2. Embrace the Daily Solving of Problems


When attempting to scale, firms never go from a state of problems to absolutely no problems. It’s never happened and it never will. Firms evolve from one set of problems to the next. Those next problems are more complex and difficult, but you are as big as the problems you contend with, so the correct approach is to match the lifecycle stage of a firm with the skill set of the leader. If you don’t feel capable of solving new problems, it means you need to expand your skill set before your firm can continue to grow. Don’t run from the challenges that arise. Meet them head-on.

In my personal journey, I did four specific things to expand my skill set each time I felt stuck. First, I identified a role model — someone you don’t have access to but can study. While in the management consulting industry, I chose the founding father of this industry, Marvin Bower of McKinsey & Co. I then studied him and modeled his behavior.

Second, I developed mentors — which are different from role models because you must have access to your mentor, and they should not have conflicts of interest. Mentors are people who “have been there and done that,” so they helped me avoid paying full price for dumb mistakes. Third, I joined a mastermind community to surround myself with peers. I found much value in being able to bounce ideas off of people who are in a similar situation. And lastly, I had a coach. The coach worked with me intentionally to develop the needed skills. With a team around me, I was able to get outside opinions on what I wasn’t seeing or where I had room to grow.

While the skill you might be lacking depends on what stage your business or firm is at, some of the common things you should learn include dealing with risk, becoming an effective decision-maker (even with incomplete information), building commitment within your team, and the ability to distribute power. As a leader of your business, you will continually be presented with information that may not be complete or accurate, but you still need to make decisions. This is closely related to risk. You will be taking a risk on the decisions you make with available information, but without risk, there is no reward.

Additionally, one of the biggest ways you can help both yourself and your business is to distribute your power and let others wield it effectively. You can’t lead a growing firm all on your own, so you must trust others to help you — and eventually even take the wheel from you entirely.

3. Keep Pushing for More


Founders of boutique professional services firms often don’t dream big enough. Many start their firms with a modest level of ambition, anticipating that a nice lifestyle business is the inevitable end goal. They hear that professional services firms don’t scale easily. As a result, they settle instead of actively looking for more.

If a founder desires more than a lifestyle business, they must expand their level of ambition and go for it. The path forward is to master the lifecycle stages and learn from peers who are a few stages ahead. Find a community of like-minded entrepreneurs and founders and learn from each other as you stretch to reach those lofty goals.

Founders and operators of firms often come to communities with questions about winning new clients, recruiting star employees, improving pricing, etc. However, the most successful founders come to learn about what might be possible. Yes, they have these problems; however, their dreams and ambitions expand when they meet their peers, many of whom are doing what is thought to be impossible.

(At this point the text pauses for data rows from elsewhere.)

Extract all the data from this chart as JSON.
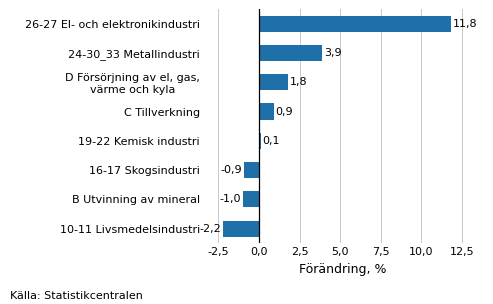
{
  "categories": [
    "10-11 Livsmedelsindustri",
    "B Utvinning av mineral",
    "16-17 Skogsindustri",
    "19-22 Kemisk industri",
    "C Tillverkning",
    "D Försörjning av el, gas,\nvärme och kyla",
    "24-30_33 Metallindustri",
    "26-27 El- och elektronikindustri"
  ],
  "values": [
    -2.2,
    -1.0,
    -0.9,
    0.1,
    0.9,
    1.8,
    3.9,
    11.8
  ],
  "bar_color": "#1f6fa8",
  "xlabel": "Förändring, %",
  "source": "Källa: Statistikcentralen",
  "xlim": [
    -3.2,
    13.5
  ],
  "xticks": [
    -2.5,
    0.0,
    2.5,
    5.0,
    7.5,
    10.0,
    12.5
  ],
  "xtick_labels": [
    "-2,5",
    "0,0",
    "2,5",
    "5,0",
    "7,5",
    "10,0",
    "12,5"
  ],
  "value_labels": [
    "-2,2",
    "-1,0",
    "-0,9",
    "0,1",
    "0,9",
    "1,8",
    "3,9",
    "11,8"
  ],
  "background_color": "#ffffff",
  "bar_height": 0.55,
  "label_fontsize": 8.0,
  "tick_fontsize": 8.0,
  "xlabel_fontsize": 9.0,
  "source_fontsize": 8.0
}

Instead of just asking about new clients and pricing, shift your attention from the income statement to the balance sheet — from “how much can I make?” to “how much wealth can I create?” There are millions of founders of professional service firms who make a great living. However, there are few who create real generational wealth. Founders should think like the owners they are, not like an employee.

Avoiding burnout as a founder is hard. Your heart and soul go into cultivating this idea and sharing it with others, but it’s possible to curb burnout by asking the right questions and addressing the problems that fit your firm’s current stage. Sometimes, the best way to do that is by asking more experienced peers.